Edited with BlogPad Pro

Gasping for Air

"Reading is my inhale. Writing is my exhale."  Glennon Melton

This summer I read like a drowning woman, desperate to devour as much as I could before the real world commenced and school schedules dictated and sports dominated and logistics and administrivia consumed my increasingly addled brain. Throughout this chilly, wet summer, I inhaled, in gulps, quickly, sharply, nearly hyperventilating, in shallow bursts and with surprising speed.
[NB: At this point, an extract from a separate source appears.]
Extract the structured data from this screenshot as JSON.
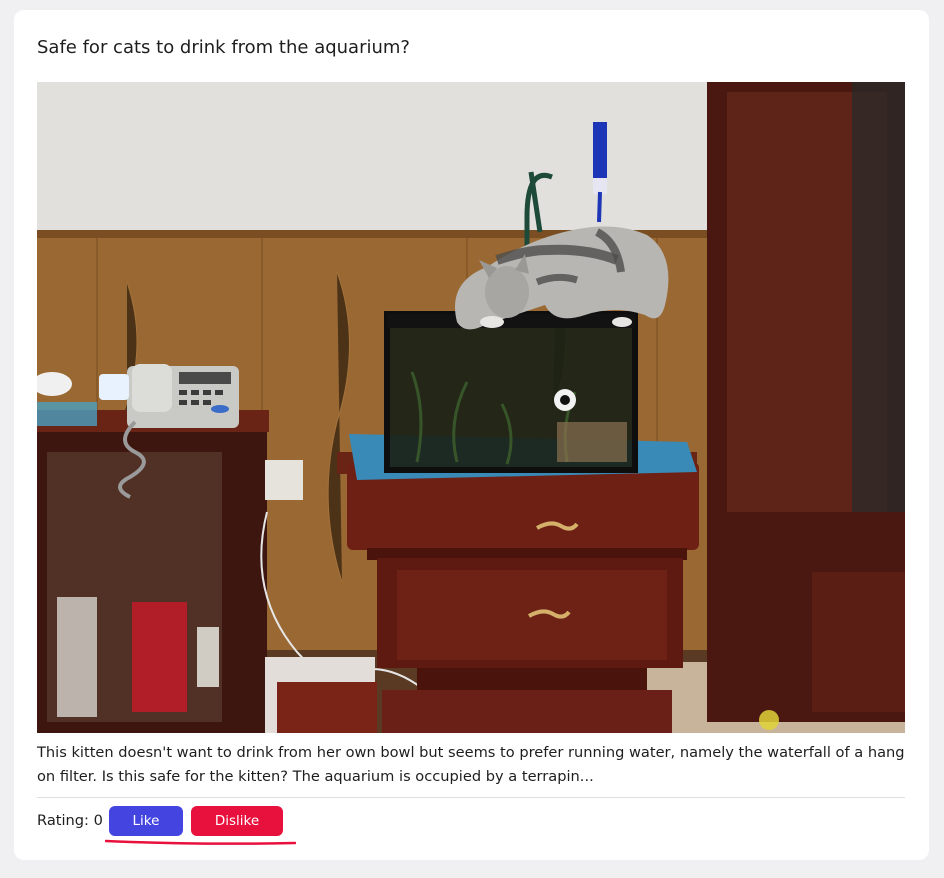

There was so much reading to do in such a short amount of time, and since I was ill for quite a bit of the summer, the activity that required the least amount of creative or physical exertion won out.  So reading it was.

But it hurts my chest, all this inhaling without an exhale.  There's a reason they go together, after all.  But in truth, the more time that passes, the more afraid I am to exhale these thoughts and ideas.  I've been holding my breath for so long, (since July, but who's counting?), and I feel as though I've forgotten how to release.  Where do I start?  Which book?  Which story?  Which moment?   

Now August has melted into September and I've (strangely, for me) already decorated for fall.  And still nothing.  I write in my head every day but the aforementioned busy-ness of life, as well as some serious writer's block, (and I'm not gonna lie, a renewed yoga obsession), has prevented me from sitting down and writing.  And in truth, I've been sick and the family has been sick and school has started for the three bigs and I'm teaching a new class at the university and the baby has some scary medical issues and I have been cold afraid to write, to be exposed, and to  feel even more vulnerable than I already do.  So.  There it is.

This space, while sitting and gathering dust, has called to me in louder and louder tones as the air has cooled and I've lurched into a new season.  Scared or not, blocked or not, I need to spend time here.  Because for me, and I know for many others, I don't really know what I think until I write it.

The exhale is long overdue.

And I'm ready to stop holding my breath.